Eating fresh pineapple or drinking pineapple juice gives you some bromelain, though the highest concentrations are in the tougher core rather than the sweet flesh. Blending chunks of pineapple (core included) into a smoothie is a practical way to get more of the enzyme. Bromelain breaks down with heat, so raw pineapple is more effective than canned or cooked versions.

Peppermint and Menthol-Rich Foods

The cooling sensation from peppermint isn’t just pleasant. Menthol activates a specific cold-sensing receptor on nerve cells in your throat and airways. When this receptor fires, it overrides irritation signals from the same nerves, essentially telling your brain to feel cool relief instead of the scratchy sensation that triggers coughing. Research has confirmed that menthol blocks irritant-induced respiratory responses through this same receptor pathway.
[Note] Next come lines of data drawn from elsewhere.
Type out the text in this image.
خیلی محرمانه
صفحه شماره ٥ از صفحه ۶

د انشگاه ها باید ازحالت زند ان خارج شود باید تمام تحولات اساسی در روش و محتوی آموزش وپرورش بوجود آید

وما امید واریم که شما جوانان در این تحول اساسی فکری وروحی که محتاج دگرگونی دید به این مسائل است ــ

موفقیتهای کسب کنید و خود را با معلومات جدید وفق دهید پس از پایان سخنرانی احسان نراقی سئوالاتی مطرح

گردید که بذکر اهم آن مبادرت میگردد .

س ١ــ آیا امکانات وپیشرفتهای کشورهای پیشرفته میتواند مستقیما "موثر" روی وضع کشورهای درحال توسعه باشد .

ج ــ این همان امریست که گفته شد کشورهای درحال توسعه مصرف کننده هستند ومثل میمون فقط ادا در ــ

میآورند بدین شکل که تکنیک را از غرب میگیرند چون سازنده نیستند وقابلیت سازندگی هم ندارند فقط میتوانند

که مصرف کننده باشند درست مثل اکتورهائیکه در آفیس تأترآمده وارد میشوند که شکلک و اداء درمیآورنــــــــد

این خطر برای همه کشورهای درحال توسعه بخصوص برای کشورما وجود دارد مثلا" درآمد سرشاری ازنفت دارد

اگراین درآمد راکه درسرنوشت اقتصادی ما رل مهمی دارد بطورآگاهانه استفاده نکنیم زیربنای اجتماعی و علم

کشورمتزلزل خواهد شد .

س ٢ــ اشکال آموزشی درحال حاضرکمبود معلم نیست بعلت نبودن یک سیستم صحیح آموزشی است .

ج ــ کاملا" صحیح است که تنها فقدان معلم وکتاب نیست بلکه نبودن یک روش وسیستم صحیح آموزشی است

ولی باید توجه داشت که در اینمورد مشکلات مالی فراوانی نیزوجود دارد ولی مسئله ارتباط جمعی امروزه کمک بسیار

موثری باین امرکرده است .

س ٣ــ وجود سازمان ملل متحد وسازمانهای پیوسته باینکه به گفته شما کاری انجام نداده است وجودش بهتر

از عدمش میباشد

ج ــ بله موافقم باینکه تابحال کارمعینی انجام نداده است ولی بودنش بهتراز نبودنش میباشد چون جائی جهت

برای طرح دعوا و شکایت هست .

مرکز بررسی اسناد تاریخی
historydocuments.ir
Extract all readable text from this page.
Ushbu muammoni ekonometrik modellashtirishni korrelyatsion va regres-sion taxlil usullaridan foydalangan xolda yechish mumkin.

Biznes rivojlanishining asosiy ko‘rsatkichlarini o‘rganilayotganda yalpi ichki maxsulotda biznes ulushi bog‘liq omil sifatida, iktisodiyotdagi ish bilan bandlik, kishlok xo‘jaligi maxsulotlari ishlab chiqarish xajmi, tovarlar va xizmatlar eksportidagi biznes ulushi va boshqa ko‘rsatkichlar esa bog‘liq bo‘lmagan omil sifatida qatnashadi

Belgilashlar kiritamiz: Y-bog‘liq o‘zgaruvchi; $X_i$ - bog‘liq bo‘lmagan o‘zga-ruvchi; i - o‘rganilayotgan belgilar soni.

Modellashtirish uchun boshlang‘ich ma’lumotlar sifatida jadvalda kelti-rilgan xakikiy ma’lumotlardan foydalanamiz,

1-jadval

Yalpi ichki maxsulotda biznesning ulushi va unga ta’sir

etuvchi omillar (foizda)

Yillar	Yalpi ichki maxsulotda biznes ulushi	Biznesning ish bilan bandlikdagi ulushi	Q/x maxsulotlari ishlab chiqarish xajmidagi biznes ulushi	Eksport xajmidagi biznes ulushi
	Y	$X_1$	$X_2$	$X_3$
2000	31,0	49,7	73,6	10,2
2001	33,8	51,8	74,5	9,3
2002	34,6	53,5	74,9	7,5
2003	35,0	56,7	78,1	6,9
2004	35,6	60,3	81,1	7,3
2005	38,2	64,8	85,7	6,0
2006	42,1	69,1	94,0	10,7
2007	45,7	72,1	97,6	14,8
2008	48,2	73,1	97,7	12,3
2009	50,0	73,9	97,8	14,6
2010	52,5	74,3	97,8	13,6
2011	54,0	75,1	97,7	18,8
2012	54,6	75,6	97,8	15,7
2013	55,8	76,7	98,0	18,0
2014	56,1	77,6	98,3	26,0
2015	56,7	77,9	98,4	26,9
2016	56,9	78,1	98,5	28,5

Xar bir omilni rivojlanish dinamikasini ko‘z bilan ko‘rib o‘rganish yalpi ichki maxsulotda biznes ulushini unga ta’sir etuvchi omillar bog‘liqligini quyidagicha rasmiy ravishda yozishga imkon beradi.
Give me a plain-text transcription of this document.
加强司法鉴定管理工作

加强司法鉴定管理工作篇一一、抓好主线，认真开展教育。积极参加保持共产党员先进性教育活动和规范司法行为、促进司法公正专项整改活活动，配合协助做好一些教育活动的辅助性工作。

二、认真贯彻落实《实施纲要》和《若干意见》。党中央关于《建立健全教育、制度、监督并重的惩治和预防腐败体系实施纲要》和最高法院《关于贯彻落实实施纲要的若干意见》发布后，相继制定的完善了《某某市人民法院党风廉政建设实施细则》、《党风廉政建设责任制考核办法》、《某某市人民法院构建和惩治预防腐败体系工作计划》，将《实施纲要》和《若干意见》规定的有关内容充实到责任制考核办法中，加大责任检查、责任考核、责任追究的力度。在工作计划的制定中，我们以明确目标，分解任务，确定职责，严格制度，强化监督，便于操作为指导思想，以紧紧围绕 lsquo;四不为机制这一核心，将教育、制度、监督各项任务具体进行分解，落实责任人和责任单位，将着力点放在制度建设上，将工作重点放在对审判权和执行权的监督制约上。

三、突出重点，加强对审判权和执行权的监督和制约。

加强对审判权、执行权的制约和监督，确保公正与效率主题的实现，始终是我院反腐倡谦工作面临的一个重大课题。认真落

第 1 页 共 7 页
Peppermint tea is the simplest way to get menthol working on your cough. Breathing in the steam before you drink adds another layer of relief by delivering menthol vapors directly to your nasal passages and upper throat. Sucking on peppermint lozenges keeps a low level of menthol in contact with your throat over a longer period, which can be helpful for a persistent dry cough that flares up at night or while talking.

Probiotic-Rich Foods for Shorter Illness

If your cough is part of a cold or respiratory infection, probiotic-rich foods may help you recover faster. A systematic review of randomized controlled trials found that people taking Lactobacillus and Bifidobacterium strains experienced illness episodes nearly a full day shorter than those on placebo. They also had fewer total sick days and missed less work or school.

Yogurt with live active cultures, kefir, kimchi, sauerkraut, and miso are all good dietary sources of these beneficial bacteria. The effect is preventive as much as therapeutic, so regularly eating probiotic foods during cold and flu season may reduce how long a cough lingers once you catch something. Look for yogurt labels that specify live cultures, since heat-treated products won’t contain active bacteria.

Warm Liquids and Simple Hydration

Staying well hydrated thins the mucus in your airways, making it easier to clear and less likely to trigger a cough. Warm liquids are especially effective because the heat itself soothes inflamed throat tissue and promotes blood flow to the area, which supports healing. Warm water with lemon and honey, herbal teas (chamomile, thyme, or licorice root), and clear broths all serve this purpose.

Cold or room-temperature water still helps with hydration but doesn’t offer the same immediate throat-soothing effect. If you’re coughing frequently, sipping warm fluids throughout the day is more effective than drinking large amounts at once, because it keeps your throat consistently moist and reduces the dryness that provokes coughing fits.

Foods That Can Make a Cough Worse

Some foods actively worsen coughing by triggering acid reflux. When stomach acid travels up into the esophagus and throat, it activates nerve receptors that stimulate the vagus nerve and directly cause coughing through a reflex arc connecting the esophagus to the airways. Even non-acidic reflux can trigger coughing by stretching nerve fibers in the esophagus. This makes reflux one of the most common causes of chronic unexplained cough.

Alcohol is a well-documented trigger. Randomized studies have shown that alcohol is significantly more likely to cause acid reflux than water. Other common reflux triggers include spicy foods, citrus (despite its vitamin C content), tomato-based sauces, chocolate, caffeine, and fatty or fried foods. If your cough tends to worsen after meals or when lying down, reducing these foods may help more than adding soothing ones.

Dairy is worth mentioning separately. While milk doesn’t actually increase mucus production (a persistent myth), its thick texture can coat the throat in a way that feels like more mucus, which some people find triggers their cough reflex. If dairy seems to bother you when you’re coughing, switching to warm non-dairy alternatives is a reasonable choice.